UK Islamic State Sympathiser Encouraged Prince George Attack and ‘Poisoned Ice Cream’

LONDON, ENGLAND - SEPTEMBER 7: (EDITORS NOTE: Retransmission of #843616140 with alternate crop.) Prince George of Cambridge arrives for his first day of school at Thomas's Battersea on September 7, 2017 in London, England. (Photo by Richard Pohle - WPA Pool/Getty Images)
Richard Pohle - WPA Pool/Getty Images

A British Islamic State supporter encouraged “lone wolf” terrorists to attack Prince George at school and inject poison into supermarket ice creams, a court has heard.

Husnain Rashid, 32, of Nelson, Lancashire, produced an “e-toolkit for terrorism” for internet radicals, the prosecution alleges.

He is accused of calling for the young prince to be targeted at Thomas’s Battersea primary school in southwest London, The Guardian reports.

The terror sympathiser posted the address of the school, along with a photo of the prince before a silhouette of a jihadi fighter and the caption: “Even the royal family will not be left alone.”

Prospective jihadists sought out Mr.
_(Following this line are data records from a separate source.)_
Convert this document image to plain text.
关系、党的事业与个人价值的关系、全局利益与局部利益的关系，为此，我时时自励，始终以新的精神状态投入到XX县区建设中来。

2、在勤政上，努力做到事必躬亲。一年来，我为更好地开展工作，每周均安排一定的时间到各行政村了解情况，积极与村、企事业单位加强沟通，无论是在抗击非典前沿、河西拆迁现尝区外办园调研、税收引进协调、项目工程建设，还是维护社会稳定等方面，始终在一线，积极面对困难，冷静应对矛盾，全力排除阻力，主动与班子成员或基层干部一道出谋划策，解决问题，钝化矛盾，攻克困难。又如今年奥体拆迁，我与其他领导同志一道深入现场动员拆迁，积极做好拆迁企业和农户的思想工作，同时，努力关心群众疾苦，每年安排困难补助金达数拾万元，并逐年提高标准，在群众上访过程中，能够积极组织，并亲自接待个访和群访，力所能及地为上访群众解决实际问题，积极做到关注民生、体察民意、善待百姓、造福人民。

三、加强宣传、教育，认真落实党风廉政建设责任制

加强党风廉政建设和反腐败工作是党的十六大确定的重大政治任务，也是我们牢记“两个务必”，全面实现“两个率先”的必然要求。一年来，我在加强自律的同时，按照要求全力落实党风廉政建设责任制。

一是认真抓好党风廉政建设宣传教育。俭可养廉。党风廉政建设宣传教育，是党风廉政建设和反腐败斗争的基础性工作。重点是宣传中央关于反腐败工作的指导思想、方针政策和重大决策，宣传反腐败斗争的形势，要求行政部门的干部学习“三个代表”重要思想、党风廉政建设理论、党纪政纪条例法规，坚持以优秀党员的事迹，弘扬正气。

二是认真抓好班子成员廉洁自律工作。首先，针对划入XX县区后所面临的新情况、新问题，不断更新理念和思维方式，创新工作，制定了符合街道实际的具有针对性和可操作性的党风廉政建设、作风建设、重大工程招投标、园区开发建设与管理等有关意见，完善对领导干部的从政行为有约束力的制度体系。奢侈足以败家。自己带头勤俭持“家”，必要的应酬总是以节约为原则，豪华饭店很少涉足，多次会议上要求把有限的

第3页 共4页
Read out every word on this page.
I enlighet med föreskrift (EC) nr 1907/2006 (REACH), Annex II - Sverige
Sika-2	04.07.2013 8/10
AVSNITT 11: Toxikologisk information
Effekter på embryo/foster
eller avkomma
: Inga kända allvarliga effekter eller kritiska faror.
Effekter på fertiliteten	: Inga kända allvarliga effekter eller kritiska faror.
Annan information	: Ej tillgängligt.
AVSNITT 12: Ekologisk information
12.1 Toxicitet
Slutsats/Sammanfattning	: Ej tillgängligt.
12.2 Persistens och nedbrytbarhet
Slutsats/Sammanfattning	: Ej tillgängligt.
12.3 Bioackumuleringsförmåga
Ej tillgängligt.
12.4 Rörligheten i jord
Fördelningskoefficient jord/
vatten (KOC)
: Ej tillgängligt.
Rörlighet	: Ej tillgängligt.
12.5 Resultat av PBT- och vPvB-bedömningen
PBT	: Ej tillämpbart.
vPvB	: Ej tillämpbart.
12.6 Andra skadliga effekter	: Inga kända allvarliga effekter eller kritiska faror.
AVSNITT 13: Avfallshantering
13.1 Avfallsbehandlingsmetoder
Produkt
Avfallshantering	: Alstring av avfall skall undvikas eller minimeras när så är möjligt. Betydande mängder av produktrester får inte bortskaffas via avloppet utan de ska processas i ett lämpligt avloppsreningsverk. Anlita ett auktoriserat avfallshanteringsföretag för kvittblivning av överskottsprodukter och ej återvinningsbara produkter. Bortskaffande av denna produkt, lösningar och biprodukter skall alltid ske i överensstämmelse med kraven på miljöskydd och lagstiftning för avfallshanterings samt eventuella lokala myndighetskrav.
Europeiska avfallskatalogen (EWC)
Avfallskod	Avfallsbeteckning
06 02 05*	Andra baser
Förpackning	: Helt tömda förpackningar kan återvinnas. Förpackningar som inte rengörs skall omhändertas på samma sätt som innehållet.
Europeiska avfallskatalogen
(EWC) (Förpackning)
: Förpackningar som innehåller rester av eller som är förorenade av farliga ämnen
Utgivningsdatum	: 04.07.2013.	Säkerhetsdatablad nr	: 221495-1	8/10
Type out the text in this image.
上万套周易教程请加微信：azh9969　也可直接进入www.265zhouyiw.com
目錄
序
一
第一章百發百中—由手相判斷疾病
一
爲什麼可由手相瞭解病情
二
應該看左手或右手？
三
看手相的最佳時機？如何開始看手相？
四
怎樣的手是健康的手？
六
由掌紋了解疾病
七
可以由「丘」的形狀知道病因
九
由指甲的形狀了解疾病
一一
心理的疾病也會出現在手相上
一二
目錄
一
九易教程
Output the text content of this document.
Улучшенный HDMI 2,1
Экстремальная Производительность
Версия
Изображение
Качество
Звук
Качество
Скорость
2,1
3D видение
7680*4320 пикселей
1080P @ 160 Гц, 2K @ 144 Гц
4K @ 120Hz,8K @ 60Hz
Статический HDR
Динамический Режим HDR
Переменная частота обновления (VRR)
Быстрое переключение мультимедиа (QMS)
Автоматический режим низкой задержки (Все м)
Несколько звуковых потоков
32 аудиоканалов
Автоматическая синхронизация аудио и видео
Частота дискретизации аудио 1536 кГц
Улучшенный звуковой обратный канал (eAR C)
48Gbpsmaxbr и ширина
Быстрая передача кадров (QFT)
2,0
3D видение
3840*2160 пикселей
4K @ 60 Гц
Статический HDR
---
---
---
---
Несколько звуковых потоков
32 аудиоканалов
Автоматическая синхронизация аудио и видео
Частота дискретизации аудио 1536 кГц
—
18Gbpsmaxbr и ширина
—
Rashid’s advice online for the use of poisons, knives, and explosives, it is claimed.

He published a magazine aimed at potential terrorists, the prosecution said, as well as distributing the al-Qaeda magazine Inspire. He also wanted to travel to Syria to fight for Islamic State terrorists himself.

“He made numerous posts glorifying terrorist atrocities committed successfully against others and encouraging and inciting his readers to plan and commit more successful terror attacks of their own,” prosecutor Annabel Darlow said.

She also told a jury that he encouraged “injecting poison into supermarket ice creams” to kill innocent people. Laying out her case against him, she added:

“He provided an unstoppable and hate-filled flow of encouragement for others to commit acts of terror… attacks with vehicles, explosive devices, bombs, chemicals, any attack you can imagine one person committing on their own.”

It was also claimed he was in contact with Omar Ali Hussain, a prolific Islamic State recruiter and jihadist who was a Morrison’s supermarket security guard from High Wycombe before travelling to Syria.

Mr. Hussain advised him on how to launch various attacks, including bringing down aircraft with lasers, it was said.

When police raided his house, Mr. Rashid “hurled” a phone containing a “treasure trove” of evidence over a wall and into an alleyway, Ms. Darlow added.

Mr. Rashid denies six terrorism offences. The trial continues at Woolwich Crown Court.